这两人同时拿着这种书本的感觉,让人不由自主地想到了画册里面的内容。
仿佛他们就是在这里等她。
等她回来。
然后把她拖进书房之中关上门,对她做尽画册之上的事。
虞绾音在那一瞬间,浑身上下鸡皮疙瘩直冒。
她硬是没敢踏进书房。
甚至还后退了一步想要撤出去。
戎肆收回视线,瞥见虞绾音的动作,先收敛了书本,“楚侯这般不成体统,把我夫人吓成这样。”
他也是刚回来。
看见书房楚御在看书也来看看,却不成想楚御竟然找到了这些。
戎肆顺手捡起楚御旁边两本,也把楚御手里的画册拿走。
“未经允许,擅自翻主人家的东西,可不是君子之风。

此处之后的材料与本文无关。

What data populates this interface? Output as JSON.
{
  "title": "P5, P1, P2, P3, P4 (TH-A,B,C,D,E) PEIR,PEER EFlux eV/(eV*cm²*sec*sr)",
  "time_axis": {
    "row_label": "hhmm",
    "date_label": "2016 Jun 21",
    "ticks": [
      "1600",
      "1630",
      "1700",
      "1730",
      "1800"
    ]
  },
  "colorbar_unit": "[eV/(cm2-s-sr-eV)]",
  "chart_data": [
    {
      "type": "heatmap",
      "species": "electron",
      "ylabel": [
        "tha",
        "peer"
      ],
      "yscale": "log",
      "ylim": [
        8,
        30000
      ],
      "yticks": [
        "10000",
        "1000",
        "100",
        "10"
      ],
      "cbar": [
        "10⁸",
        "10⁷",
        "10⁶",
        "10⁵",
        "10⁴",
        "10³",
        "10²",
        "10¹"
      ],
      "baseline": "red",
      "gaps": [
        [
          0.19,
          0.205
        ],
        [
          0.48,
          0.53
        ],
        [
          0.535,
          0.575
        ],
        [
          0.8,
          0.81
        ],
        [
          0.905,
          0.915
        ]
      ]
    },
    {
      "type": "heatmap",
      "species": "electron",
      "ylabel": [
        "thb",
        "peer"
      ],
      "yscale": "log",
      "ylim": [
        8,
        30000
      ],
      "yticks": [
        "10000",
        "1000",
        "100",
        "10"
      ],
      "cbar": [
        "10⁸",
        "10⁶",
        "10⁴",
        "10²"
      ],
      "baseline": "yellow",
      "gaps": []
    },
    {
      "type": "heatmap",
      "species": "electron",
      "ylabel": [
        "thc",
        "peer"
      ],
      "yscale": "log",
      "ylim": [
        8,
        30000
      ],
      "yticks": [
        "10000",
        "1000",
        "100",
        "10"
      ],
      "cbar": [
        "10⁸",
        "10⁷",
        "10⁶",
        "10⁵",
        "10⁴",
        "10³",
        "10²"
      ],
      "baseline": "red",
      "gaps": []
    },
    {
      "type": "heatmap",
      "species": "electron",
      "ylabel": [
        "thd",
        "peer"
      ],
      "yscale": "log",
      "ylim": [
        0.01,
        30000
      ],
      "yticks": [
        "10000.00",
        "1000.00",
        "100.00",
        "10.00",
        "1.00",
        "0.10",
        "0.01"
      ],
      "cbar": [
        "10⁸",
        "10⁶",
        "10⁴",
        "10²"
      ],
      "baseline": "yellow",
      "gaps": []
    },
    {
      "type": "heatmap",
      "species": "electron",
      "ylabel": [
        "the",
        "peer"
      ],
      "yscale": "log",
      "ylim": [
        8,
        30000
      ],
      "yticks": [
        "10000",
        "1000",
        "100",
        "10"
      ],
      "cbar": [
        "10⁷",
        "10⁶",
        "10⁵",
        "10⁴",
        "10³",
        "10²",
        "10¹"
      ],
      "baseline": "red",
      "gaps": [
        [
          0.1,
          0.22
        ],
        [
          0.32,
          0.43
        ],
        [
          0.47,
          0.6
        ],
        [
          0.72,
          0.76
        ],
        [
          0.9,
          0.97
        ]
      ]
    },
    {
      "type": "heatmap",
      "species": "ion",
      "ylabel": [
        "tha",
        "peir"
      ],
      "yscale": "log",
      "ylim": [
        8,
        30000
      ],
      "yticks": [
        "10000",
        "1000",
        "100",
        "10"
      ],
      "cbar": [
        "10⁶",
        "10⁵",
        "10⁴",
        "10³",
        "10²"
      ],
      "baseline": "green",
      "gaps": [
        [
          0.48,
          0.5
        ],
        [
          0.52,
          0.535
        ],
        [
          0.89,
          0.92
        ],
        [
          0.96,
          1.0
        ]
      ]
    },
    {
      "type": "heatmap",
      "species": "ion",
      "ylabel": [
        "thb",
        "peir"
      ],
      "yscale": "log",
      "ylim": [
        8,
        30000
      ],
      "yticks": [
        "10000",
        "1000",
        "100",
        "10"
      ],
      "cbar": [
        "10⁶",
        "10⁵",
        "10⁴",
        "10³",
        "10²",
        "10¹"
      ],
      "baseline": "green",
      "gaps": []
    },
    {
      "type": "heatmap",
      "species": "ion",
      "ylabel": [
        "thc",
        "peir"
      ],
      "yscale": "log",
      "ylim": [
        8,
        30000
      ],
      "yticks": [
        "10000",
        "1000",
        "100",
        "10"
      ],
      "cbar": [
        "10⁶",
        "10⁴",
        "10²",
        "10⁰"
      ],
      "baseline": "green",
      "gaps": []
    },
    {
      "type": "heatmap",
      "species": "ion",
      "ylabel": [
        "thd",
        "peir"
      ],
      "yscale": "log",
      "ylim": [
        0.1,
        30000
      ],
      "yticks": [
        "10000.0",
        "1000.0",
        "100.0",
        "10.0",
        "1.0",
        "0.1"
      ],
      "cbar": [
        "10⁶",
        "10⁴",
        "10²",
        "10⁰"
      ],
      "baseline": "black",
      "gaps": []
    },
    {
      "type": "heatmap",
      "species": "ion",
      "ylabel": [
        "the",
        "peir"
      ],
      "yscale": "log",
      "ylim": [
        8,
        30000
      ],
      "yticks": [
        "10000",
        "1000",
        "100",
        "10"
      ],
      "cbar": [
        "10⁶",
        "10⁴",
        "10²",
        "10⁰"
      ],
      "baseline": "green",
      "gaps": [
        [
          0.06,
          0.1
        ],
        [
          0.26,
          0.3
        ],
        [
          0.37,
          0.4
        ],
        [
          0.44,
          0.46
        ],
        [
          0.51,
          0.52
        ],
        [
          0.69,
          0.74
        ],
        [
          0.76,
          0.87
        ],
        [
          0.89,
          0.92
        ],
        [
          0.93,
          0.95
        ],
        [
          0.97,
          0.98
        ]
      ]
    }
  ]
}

”
楚御无声轻笑,“是杳杳的书掉在地上了。”
“我不过是顺手捡起来而已。”
“何况,我只是翻了一下。”楚御视线牢牢地将虞绾音锁住,“若是杳杳没有想过画册之上的事,又如何会怕。”
戎肆朝着楚御走过去,“任是哪一个外人在她房里看这等东西,都会怕”
“我又不是外人,我可比你进房早,”楚御慢条斯理道,“何况我收拾书本也不知道,杳杳在闺房之中看这等书籍。”
他拖了拖音调,“实在是让我没有想到。”
“怎么,是杳杳想我了吗?”
“那个不是……”
虞绾音话说到一半,戎肆又把话接过来,“真会给自己贴金。”
戎肆将楚御赶走。
楚御弯唇也不多言语,只是出门之前在虞绾音面前停顿片刻。
虞绾音如今已经无法看他。
她恨不得找个地缝钻进去。
她原本还想要多问问他手怎么样了,但是这会儿怎么也张不开嘴
。
楚御大抵是看出来她的窘迫,很轻又善解人意的一声,“无妨。”
这“无妨”反倒让虞绾音更窘迫了。
好像这对于楚御来说,不是什么不能接受的事情。
虞绾音转头看过去,楚御却步履闲适地离开。
戎肆则是将那几本画册都收进了自己的手里。
虞绾音忍不住问他,“你这是做什么?”
戎肆的视线在虞绾音脸上扫了一圈,不紧不慢地,“怎么,是想他了吗?”
虞绾音不知道怎么让戎肆先接待楚御。
她这一晚还是没能逃过。
早知道就住阿姊那了。
戎肆还问了她一晚上,是不是不够?
想要几个?
虞绾音甚至累得昏睡过去之后。
在半梦半醒之间,隐约听到那句熟悉的温润腔调斥责戎肆,“瞧你,太凶了。”
睁开眼睛才发现是幻觉。
楚御并不常来。
他平日里也不会无缘无故地来。
每次都带了些差事,让人躲也躲不掉。
虞绾音见他还是有些尴尬。
怎么也能想起来那天晚上,被他看到画册的场景。
她一时无话,看见手臂上还挂着绷带,转移话题道,“你手臂如何了?”
“伤筋动骨总要百天。”楚御将文书放在虞绾音面前,坐在一侧,“没那么容易好,但也无碍。”
虞绾音点了点头,顺理成章地接过楚御所递来的文书。
“今日是什么事?”
楚御四平八稳地与她说着今日的公务。
和虞绾音一来一往的闲聊着。
就在虞绾音以为他完全不会再提先前画册的事情之后。
在某一间断的空隙,楚御突然微微低头看着她,“那画册是你们准备成婚时带回去用的?”